One additional bit of information that I just realized may be relevant here is that we have a parent child relation between user and usercontact. So, the exception is happening when it is doing something with the child type. For reference, here's a gist with the full mapping for the index: https://gist.github.com/jillesvangurp/d0cd29573b876f9cc4d3

jillesvangurp commented 10 years ago

Also, we're using testNg and surefire. The elasticsearch node is started in a @BeforeSuite. We use a very large threadcount and randomized order to surface any issues related to inter test dependencies and stability of our system. This pretty much means all our integration test classes are starting at the same time.
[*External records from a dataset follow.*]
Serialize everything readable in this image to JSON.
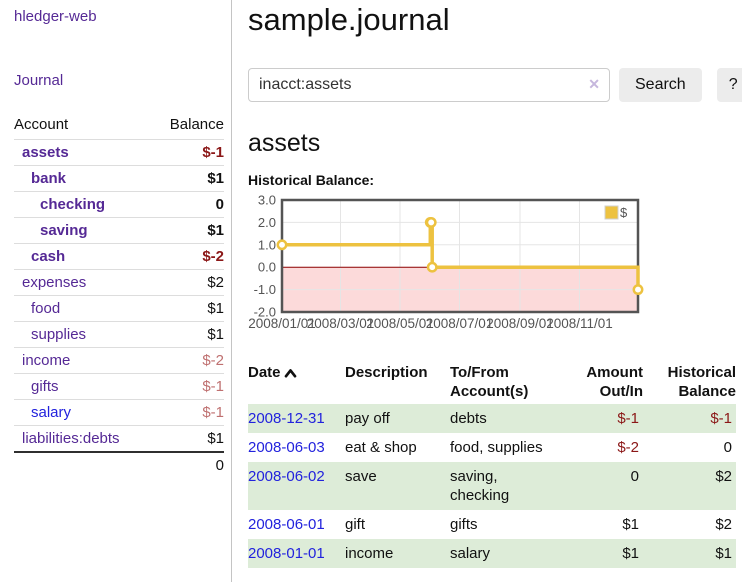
{
  "app": {
    "brand": "hledger-web",
    "nav": {
      "journal": "Journal"
    }
  },
  "sidebar": {
    "table": {
      "account": "Account",
      "balance": "Balance"
    },
    "accounts": [
      {
        "name": "assets",
        "balance": "$-1",
        "indent": 0,
        "emphasis": true,
        "link": "purple",
        "tone": "neg"
      },
      {
        "name": "bank",
        "balance": "$1",
        "indent": 1,
        "emphasis": true,
        "link": "purple",
        "tone": "pos"
      },
      {
        "name": "checking",
        "balance": "0",
        "indent": 2,
        "emphasis": true,
        "link": "purple",
        "tone": "pos"
      },
      {
        "name": "saving",
        "balance": "$1",
        "indent": 2,
        "emphasis": true,
        "link": "purple",
        "tone": "pos"
      },
      {
        "name": "cash",
        "balance": "$-2",
        "indent": 1,
        "emphasis": true,
        "link": "purple",
        "tone": "neg"
      },
      {
        "name": "expenses",
        "balance": "$2",
        "indent": 0,
        "emphasis": false,
        "link": "purple",
        "tone": "pos"
      },
      {
        "name": "food",
        "balance": "$1",
        "indent": 1,
        "emphasis": false,
        "link": "purple",
        "tone": "pos"
      },
      {
        "name": "supplies",
        "balance": "$1",
        "indent": 1,
        "emphasis": false,
        "link": "purple",
        "tone": "pos"
      },
      {
        "name": "income",
        "balance": "$-2",
        "indent": 0,
        "emphasis": false,
        "link": "purple",
        "tone": "neg-soft"
      },
      {
        "name": "gifts",
        "balance": "$-1",
        "indent": 1,
        "emphasis": false,
        "link": "purple",
        "tone": "neg-soft"
      },
      {
        "name": "salary",
        "balance": "$-1",
        "indent": 1,
        "emphasis": false,
        "link": "blue",
        "tone": "neg-soft"
      },
      {
        "name": "liabilities:debts",
        "balance": "$1",
        "indent": 0,
        "emphasis": false,
        "link": "purple",
        "tone": "pos"
      }
    ],
    "total": "0"
  },
  "main": {
    "title": "sample.journal",
    "search": {
      "value": "inacct:assets",
      "clear_glyph": "✕",
      "button_label": "Search",
      "help_label": "?"
    },
    "account_heading": "assets",
    "chart_title": "Historical Balance:"
  },
  "chart_data": {
    "type": "line",
    "step": true,
    "series": [
      {
        "name": "$",
        "points": [
          [
            "2008-01-01",
            1
          ],
          [
            "2008-06-01",
            2
          ],
          [
            "2008-06-02",
            2
          ],
          [
            "2008-06-03",
            0
          ],
          [
            "2008-12-31",
            -1
          ]
        ]
      }
    ],
    "x_range": [
      "2008-01-01",
      "2008-12-31"
    ],
    "ylim": [
      -2,
      3
    ],
    "yticks": [
      {
        "value": 3,
        "label": "3.0"
      },
      {
        "value": 2,
        "label": "2.0"
      },
      {
        "value": 1,
        "label": "1.0"
      },
      {
        "value": 0,
        "label": "0.0"
      },
      {
        "value": -1,
        "label": "-1.0"
      },
      {
        "value": -2,
        "label": "-2.0"
      }
    ],
    "xticks": [
      {
        "date": "2008-01-01",
        "label": "2008/01/01"
      },
      {
        "date": "2008-03-01",
        "label": "2008/03/01"
      },
      {
        "date": "2008-05-01",
        "label": "2008/05/01"
      },
      {
        "date": "2008-07-01",
        "label": "2008/07/01"
      },
      {
        "date": "2008-09-01",
        "label": "2008/09/01"
      },
      {
        "date": "2008-11-01",
        "label": "2008/11/01"
      }
    ],
    "legend_position": "top-right",
    "grid": true,
    "colors": {
      "line": "#edc240",
      "marker_fill": "#ffffff",
      "negative_fill": "#fcdada",
      "zero_line": "#8b0000",
      "grid_line": "#e5e5e5",
      "border": "#545454",
      "tick_text": "#545454"
    }
  },
  "register": {
    "headers": {
      "date": "Date",
      "description": "Description",
      "accounts": "To/From Account(s)",
      "amount": "Amount Out/In",
      "balance": "Historical Balance"
    },
    "rows": [
      {
        "date": "2008-12-31",
        "description": "pay off",
        "accounts": "debts",
        "amount": "$-1",
        "balance": "$-1",
        "amount_negative": true,
        "balance_negative": true
      },
      {
        "date": "2008-06-03",
        "description": "eat & shop",
        "accounts": "food, supplies",
        "amount": "$-2",
        "balance": "0",
        "amount_negative": true,
        "balance_negative": false
      },
      {
        "date": "2008-06-02",
        "description": "save",
        "accounts": "saving, checking",
        "amount": "0",
        "balance": "$2",
        "amount_negative": false,
        "balance_negative": false
      },
      {
        "date": "2008-06-01",
        "description": "gift",
        "accounts": "gifts",
        "amount": "$1",
        "balance": "$2",
        "amount_negative": false,
        "balance_negative": false
      },
      {
        "date": "2008-01-01",
        "description": "income",
        "accounts": "salary",
        "amount": "$1",
        "balance": "$1",
        "amount_negative": false,
        "balance_negative": false
      }
    ]
  }
}
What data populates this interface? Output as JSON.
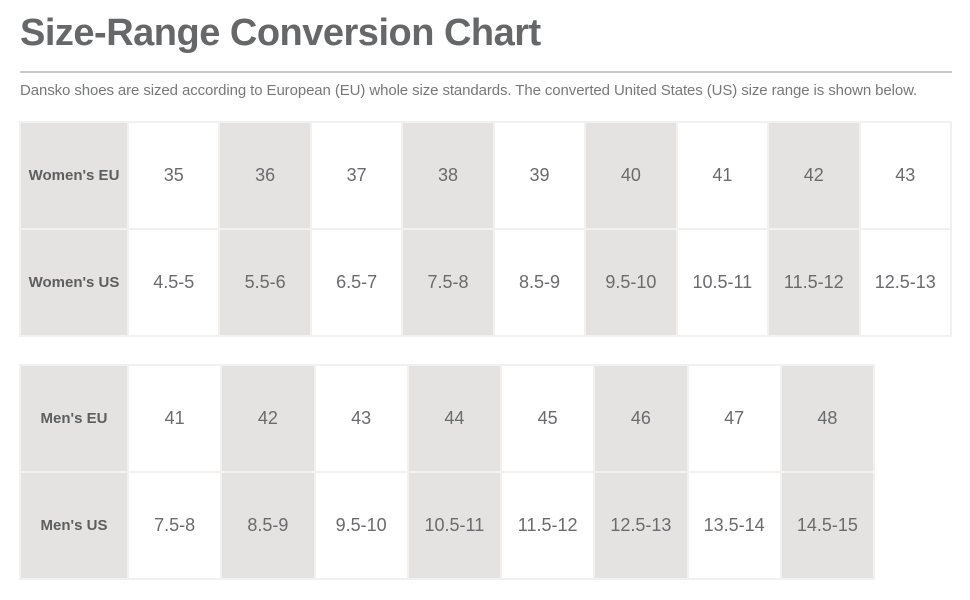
{
  "page": {
    "title": "Size-Range Conversion Chart",
    "description": "Dansko shoes are sized according to European (EU) whole size standards. The converted United States (US) size range is shown below."
  },
  "colors": {
    "title_text": "#666769",
    "description_text": "#77787a",
    "header_cell_text": "#5d5e60",
    "cell_text": "#6a6b6e",
    "shaded_cell_bg": "#e4e3e1",
    "cell_border": "#f2f1ef",
    "divider": "#c9c9c9",
    "background": "#ffffff"
  },
  "chart_data": [
    {
      "type": "table",
      "rows": [
        {
          "header": "Women's EU",
          "values": [
            "35",
            "36",
            "37",
            "38",
            "39",
            "40",
            "41",
            "42",
            "43"
          ]
        },
        {
          "header": "Women's US",
          "values": [
            "4.5-5",
            "5.5-6",
            "6.5-7",
            "7.5-8",
            "8.5-9",
            "9.5-10",
            "10.5-11",
            "11.5-12",
            "12.5-13"
          ]
        }
      ]
    },
    {
      "type": "table",
      "rows": [
        {
          "header": "Men's EU",
          "values": [
            "41",
            "42",
            "43",
            "44",
            "45",
            "46",
            "47",
            "48"
          ]
        },
        {
          "header": "Men's US",
          "values": [
            "7.5-8",
            "8.5-9",
            "9.5-10",
            "10.5-11",
            "11.5-12",
            "12.5-13",
            "13.5-14",
            "14.5-15"
          ]
        }
      ]
    }
  ]
}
We generally use randomized test data and there are a lot of calls to /_refresh to ensure indices are committed in each tests.

<plugin>
                <groupId>org.apache.maven.plugins</groupId>
                <artifactId>maven-surefire-plugin</artifactId>
                <configuration>
                    <parallel>classes</parallel>
                    <threadCount>50</threadCount>
                    <runOrder>random</runOrder>
                    <argLine>-Xms1024m -Xmx2048m</argLine>
                    <properties>
                        <property>
                            <name>listener</name>
                            <value>io.linko.ng.testutil.TestProgressLogger</value>
                        </property>
                    </properties>
                </configuration>
            </plugin>
martijnvg commented 10 years ago

Thanks for the provided information @jillesvangurp

I opened: #8168 for this issue. Are you able to verify if the non fatal NPE doesn't occur any more with this fix in your test infrastructure?

jillesvangurp commented 10 years ago

No problem. Unfortunately, most of our builds don't trigger this exception; so it is a bit hard for me to confirm. I've only spotted it twice out of dozens of test runs over the past week. If you issue another beta, I'll be able to depend on that at least.